One of the things this raises for me is readership. Who is Salmond writing for? Where she is at her strongest and most interesting is in her etymological unfolding of te reo Māori and therefore te ao Māori. Concepts and world views are most fully elaborated in part two, “Rivers, Land, Sea and People”, her final four chapters, which take the colliding ontologies and epistemologies of encounter history into contemporary politics. It is fascinating to see how ideas that were troublesome from the start are still, and even more, troublesome now: the obvious one is concepts of land and land ownership, what it means and meant for Māori to transfer land to others and the extremely tangled history of property law and its abuses.

Salmond’s recent campaign to clean up rivers lies under her chapter “Tears of Rangi: Awa/Rivers”, where she describes the Tribunal hearings about the Whanganui and Waikato rivers and discusses the ownership of water. Each of these last chapters strongly links ancient Māori cosmology and beliefs with what Māori have to know to operate in the New Zealand legal system: how to apply legal arguments about property and title to progress their arguments through the courts. It is in these scenarios that the hybrid of Māori knowledge, their amazing capacity to retain the spirit and core of matauranga Māori while successfully and powerfully deploying European methodologies, shows most clearly. But it is also wearily and repeatedly shocking to see how the erosion of their traditional physical, spiritual and conceptual worlds has resulted in such continuing damage and mutilation to the polity, to Māori collectivity.

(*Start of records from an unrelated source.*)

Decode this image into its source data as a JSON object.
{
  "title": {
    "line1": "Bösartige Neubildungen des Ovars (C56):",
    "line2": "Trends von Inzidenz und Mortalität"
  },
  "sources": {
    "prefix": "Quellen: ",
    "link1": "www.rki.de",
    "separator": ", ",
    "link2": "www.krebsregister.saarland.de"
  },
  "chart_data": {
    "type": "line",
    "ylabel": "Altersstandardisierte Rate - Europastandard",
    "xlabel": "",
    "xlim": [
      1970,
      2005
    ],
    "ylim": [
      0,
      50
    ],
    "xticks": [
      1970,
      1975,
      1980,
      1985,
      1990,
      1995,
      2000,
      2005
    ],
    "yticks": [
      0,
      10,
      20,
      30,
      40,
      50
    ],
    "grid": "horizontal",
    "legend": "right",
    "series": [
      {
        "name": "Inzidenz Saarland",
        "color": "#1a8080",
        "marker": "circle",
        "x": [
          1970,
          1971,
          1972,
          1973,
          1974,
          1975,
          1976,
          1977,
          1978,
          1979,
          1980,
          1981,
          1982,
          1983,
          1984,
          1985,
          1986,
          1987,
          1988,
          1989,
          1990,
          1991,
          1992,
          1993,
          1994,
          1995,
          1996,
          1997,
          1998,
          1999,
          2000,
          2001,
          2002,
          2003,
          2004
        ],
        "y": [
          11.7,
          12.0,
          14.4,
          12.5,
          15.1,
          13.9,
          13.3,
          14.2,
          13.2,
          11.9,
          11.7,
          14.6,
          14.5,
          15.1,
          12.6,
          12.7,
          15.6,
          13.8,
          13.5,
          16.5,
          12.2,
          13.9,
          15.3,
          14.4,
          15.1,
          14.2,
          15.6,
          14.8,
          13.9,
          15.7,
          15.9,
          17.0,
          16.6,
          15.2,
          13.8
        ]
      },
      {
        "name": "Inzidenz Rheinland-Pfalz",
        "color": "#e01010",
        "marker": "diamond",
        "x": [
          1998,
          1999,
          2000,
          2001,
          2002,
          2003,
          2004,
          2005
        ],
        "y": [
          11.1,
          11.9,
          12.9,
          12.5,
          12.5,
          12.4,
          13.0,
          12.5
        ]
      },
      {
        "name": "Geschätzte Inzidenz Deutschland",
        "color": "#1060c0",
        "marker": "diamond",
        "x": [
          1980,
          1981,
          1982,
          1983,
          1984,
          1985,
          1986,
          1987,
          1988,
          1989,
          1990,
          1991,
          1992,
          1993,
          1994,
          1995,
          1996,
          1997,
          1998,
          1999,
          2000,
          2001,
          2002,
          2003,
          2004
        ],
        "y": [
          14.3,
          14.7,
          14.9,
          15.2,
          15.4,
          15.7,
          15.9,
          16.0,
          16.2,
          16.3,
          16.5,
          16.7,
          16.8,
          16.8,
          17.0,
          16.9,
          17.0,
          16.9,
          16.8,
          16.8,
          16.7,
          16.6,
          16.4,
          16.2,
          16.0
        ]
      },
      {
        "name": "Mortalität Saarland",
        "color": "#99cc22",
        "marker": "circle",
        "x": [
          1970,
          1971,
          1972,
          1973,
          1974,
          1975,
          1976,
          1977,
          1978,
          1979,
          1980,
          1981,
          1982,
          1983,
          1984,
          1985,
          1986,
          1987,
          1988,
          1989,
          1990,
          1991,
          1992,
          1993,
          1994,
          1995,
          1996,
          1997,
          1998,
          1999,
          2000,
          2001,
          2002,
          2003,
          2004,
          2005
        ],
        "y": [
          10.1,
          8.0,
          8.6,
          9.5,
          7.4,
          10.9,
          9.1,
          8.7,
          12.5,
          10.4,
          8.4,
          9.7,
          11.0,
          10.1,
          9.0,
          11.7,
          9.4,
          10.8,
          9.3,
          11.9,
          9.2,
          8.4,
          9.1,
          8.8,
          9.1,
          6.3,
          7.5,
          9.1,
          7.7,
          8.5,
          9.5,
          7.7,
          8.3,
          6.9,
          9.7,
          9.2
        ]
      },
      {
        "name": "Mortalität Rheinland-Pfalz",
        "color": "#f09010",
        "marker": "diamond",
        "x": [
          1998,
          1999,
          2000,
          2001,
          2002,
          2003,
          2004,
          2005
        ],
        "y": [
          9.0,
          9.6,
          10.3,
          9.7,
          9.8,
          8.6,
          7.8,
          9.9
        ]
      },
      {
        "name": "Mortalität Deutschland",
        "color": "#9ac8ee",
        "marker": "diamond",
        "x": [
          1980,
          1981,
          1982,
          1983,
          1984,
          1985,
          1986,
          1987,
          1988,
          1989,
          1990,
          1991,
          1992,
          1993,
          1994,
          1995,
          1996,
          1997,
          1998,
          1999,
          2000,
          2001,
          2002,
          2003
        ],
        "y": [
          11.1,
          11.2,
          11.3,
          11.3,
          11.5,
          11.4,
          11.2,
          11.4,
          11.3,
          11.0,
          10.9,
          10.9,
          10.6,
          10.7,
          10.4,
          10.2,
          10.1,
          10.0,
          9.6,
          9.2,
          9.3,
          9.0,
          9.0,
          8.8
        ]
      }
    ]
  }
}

As Salmond says, Māori ways of living and thinking, now as then, are rarely thought of as being on the same footing as Western modernity.

Tears of Rangi is a very accessible, well-written, richly detailed, magisterial narrative with a political agenda it drives home with punch. It will find many readers, as have Salmond’s other books, but I find myself wondering who those readers are. This is not just an idle question, which it may seem to be, for I am a reader, though I would describe myself as a critical reader, in dialogue with the text. But the text does not invite dialogue as it might if Salmond interpolated other scholars more liberally into her text, or did a bit of arguing with them herself. A general reader (a term I have difficulty with because I never know who fits this troublesome description) with not much historical reading might not realise the extent to which the European history of encounter has been researched and examined. Instead, the reader is in Salmond’s hands as she unfolds a great and continuing debate. There is no doubt what we are to think about this, and politically I agree with where Tears of Rangi takes me, but historical narratives are always also blurry, provisional, the examples spill over the available categories or rhizomes and rewrite them, as Kendall saw himself to be doing, and any narrative depends on the contingencies of the person doing the writing. Salmond is explicitly sheltered by her tipuna and follows in his path, but I would have liked some more signalling of the other paths that cross with hers.

Lydia Wevers is a Wellington writer and researcher.